Um pássaro que já viveu o equivalente a 100 anos humanos e voou uma distância superior àquela entre a Terra e a Lua tem fascinado cientistas em várias partes do mundo e já inspirou uma peça de teatro, um conto literário e tem até a sua própria biografia. O B95, um maçarico-do-papo-vermelho (Calidris canutos), viaja todos os anos entre o Árctico canadiano e a Terra do Fogo, na Argentina, e superou de forma significativa a expectativa de vida para a espécie, que vem sofrendo um declínio devido ao excesso de pesca nos ecossistemas do qual depende. «Não conseguimos acreditar que ele ainda está vivo, porque é uma ave em liberdade que já enfrentou muitas situações terríveis e drásticas.
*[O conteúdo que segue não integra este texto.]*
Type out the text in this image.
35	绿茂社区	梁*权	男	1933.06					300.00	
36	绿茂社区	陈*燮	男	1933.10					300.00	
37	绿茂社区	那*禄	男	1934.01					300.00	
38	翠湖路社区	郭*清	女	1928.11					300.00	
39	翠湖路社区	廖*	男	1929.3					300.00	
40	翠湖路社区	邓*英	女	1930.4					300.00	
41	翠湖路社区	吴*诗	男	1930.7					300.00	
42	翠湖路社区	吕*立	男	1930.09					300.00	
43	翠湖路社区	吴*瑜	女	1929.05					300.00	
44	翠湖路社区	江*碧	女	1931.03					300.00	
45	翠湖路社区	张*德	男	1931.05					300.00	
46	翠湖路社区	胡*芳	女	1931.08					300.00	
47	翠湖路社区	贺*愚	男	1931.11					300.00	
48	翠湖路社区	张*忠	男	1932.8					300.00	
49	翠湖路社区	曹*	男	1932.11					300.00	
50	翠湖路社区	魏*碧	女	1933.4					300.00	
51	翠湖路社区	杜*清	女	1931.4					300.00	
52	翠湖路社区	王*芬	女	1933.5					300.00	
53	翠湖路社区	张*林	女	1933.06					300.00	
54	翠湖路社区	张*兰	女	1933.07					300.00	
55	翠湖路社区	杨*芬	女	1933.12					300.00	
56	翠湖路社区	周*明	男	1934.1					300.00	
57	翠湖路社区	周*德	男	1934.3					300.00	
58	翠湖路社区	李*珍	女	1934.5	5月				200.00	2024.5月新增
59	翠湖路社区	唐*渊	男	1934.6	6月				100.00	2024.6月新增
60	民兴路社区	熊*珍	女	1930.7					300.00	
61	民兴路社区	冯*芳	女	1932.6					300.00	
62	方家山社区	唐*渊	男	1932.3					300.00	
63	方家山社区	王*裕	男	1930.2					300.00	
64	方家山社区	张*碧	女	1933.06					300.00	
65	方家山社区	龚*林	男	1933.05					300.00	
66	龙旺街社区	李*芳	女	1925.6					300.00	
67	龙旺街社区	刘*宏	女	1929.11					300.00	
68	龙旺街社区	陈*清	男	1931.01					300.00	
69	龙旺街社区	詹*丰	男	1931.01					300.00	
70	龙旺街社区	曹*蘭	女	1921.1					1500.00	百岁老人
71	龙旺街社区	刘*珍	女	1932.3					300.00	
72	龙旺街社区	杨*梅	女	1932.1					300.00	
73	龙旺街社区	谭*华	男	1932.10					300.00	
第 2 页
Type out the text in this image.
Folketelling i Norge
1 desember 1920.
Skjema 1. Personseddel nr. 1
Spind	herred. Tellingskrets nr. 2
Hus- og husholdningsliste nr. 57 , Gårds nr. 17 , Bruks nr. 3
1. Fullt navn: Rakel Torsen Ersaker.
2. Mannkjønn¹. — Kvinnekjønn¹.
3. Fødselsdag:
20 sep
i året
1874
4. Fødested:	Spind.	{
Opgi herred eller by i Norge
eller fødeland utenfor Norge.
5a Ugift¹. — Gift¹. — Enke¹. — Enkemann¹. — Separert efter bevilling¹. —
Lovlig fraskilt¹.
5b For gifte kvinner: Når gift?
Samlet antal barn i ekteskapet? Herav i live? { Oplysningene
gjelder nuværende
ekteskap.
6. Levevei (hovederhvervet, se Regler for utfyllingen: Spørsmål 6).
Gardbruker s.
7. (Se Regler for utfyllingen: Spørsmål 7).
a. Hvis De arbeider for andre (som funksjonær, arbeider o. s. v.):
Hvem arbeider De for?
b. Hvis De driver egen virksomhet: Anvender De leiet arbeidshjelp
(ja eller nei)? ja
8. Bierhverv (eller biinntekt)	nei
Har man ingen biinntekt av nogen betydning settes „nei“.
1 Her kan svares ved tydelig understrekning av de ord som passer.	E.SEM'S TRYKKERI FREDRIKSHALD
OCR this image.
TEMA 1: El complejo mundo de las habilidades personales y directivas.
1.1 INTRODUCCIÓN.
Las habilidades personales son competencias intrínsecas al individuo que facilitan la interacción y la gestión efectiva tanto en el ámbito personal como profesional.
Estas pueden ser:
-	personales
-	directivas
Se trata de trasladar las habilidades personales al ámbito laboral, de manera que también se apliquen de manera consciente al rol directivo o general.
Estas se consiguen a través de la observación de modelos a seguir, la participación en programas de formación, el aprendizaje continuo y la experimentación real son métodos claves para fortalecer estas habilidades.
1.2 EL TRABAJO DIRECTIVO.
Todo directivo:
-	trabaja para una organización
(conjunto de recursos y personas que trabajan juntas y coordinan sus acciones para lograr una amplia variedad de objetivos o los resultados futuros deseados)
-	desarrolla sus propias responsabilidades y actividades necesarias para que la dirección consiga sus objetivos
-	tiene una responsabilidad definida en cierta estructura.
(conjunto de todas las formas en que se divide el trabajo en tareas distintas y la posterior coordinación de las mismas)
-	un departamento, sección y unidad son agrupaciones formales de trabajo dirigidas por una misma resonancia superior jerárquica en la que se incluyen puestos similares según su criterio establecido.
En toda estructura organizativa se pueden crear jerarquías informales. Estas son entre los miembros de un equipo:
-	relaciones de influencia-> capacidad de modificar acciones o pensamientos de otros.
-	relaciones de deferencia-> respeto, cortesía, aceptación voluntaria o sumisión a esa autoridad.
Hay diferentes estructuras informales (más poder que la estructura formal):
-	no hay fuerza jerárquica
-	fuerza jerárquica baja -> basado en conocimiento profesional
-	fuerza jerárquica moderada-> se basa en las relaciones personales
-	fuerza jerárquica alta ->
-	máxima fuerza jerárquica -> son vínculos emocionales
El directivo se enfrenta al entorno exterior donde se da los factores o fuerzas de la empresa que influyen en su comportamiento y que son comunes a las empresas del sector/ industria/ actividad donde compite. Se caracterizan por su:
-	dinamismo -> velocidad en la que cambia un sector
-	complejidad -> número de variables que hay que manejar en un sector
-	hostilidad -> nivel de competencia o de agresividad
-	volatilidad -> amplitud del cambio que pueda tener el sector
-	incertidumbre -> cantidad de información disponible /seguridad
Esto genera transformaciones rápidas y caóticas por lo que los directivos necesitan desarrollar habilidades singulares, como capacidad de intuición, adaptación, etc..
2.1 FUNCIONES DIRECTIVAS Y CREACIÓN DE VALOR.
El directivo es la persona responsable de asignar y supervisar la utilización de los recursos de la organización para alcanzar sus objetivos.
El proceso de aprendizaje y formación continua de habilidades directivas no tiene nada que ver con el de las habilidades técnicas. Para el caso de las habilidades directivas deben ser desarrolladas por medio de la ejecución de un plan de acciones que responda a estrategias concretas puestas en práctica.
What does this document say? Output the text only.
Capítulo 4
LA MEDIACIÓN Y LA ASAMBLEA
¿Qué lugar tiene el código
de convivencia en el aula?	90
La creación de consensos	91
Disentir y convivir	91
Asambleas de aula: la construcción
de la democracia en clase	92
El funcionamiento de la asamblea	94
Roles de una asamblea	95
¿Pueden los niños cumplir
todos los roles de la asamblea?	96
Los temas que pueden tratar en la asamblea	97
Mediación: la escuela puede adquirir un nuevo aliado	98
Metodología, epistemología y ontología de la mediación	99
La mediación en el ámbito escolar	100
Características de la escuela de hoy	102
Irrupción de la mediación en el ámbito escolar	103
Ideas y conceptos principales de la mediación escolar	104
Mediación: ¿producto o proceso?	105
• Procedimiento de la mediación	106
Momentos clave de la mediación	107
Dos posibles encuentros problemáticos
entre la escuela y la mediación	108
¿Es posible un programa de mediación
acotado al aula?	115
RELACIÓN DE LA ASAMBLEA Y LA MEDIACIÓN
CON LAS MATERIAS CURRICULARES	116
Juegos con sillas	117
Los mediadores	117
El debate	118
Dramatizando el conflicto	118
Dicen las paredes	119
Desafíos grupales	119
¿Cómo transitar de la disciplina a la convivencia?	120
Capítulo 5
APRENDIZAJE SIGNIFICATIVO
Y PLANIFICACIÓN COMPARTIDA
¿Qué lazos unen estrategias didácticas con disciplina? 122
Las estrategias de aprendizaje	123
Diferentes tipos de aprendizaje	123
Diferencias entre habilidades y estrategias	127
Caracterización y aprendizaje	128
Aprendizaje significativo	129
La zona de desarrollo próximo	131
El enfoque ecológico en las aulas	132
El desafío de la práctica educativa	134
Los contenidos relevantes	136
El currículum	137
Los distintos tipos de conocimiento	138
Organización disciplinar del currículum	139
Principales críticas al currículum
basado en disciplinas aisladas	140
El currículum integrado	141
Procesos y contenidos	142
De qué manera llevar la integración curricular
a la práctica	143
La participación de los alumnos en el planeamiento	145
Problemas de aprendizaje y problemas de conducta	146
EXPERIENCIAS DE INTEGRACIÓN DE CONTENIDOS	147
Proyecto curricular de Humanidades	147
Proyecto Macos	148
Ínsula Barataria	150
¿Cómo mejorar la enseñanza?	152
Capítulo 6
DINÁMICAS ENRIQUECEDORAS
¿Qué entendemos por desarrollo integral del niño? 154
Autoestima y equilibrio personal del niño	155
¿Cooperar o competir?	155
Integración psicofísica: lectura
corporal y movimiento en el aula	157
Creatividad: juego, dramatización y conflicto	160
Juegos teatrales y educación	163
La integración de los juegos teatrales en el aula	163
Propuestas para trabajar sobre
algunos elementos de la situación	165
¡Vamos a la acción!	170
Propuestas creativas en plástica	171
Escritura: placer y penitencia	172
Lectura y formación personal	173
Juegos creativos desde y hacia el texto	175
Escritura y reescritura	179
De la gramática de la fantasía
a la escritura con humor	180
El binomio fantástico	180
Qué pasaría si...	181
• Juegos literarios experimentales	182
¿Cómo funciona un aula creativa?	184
Por isso, também, é especial e todos querem ver o B95», disse à BBC Mundo a bióloga Patricia González, que integrou a equipa que fez o anilhamento da ave em 1995, na Argentina, procedimento que permite a sua identificação. «A população de maçaricos-do-papo-vermelho (também conhecidos como seixoeiras) tem sofrido um declínio tão grande, que acreditamos ser difícil que vivam mais de sete anos», disse, lembrando que o B95 já tem pelo menos 18 anos, o equivalente a 100 anos de idade num ser humano. A ave acabou por se transformar num símbolo das ameaças crescentes enfrentadas pelas aves migratórias. Um sistema internacional acordado entre todos os países das Américas permite que cientistas monitorizem as aves anilhadas através do uso de telescópios nas praias ou do registo de imagens com câmaras digitais. A presença do B95 foi notada muitas vezes nos últimos anos ao longo da rota migratória. Os cientistas calculam que ele percorra 30 mil quilómetros por ano, o que multiplicado por 18 anos chegaria a 540 mil quilómetros, distância superior a que separa a Terra da Lua (384,403 km). «A última vez que o vimos foi em Dezembro passado, na Terra do Fogo», disse González. Os maçaricos-do-papo-vermelho chegam ao Árctico em Junho para a reprodução. Adultos e jovens partem novamente por volta de 15 de Julho. Nem todas as aves seguem a mesma rota, mas costumam chegar à Terra do Fogo no fim de Outubro ou início de Novembro, onde permanecem, em geral, até meados de Fevereiro.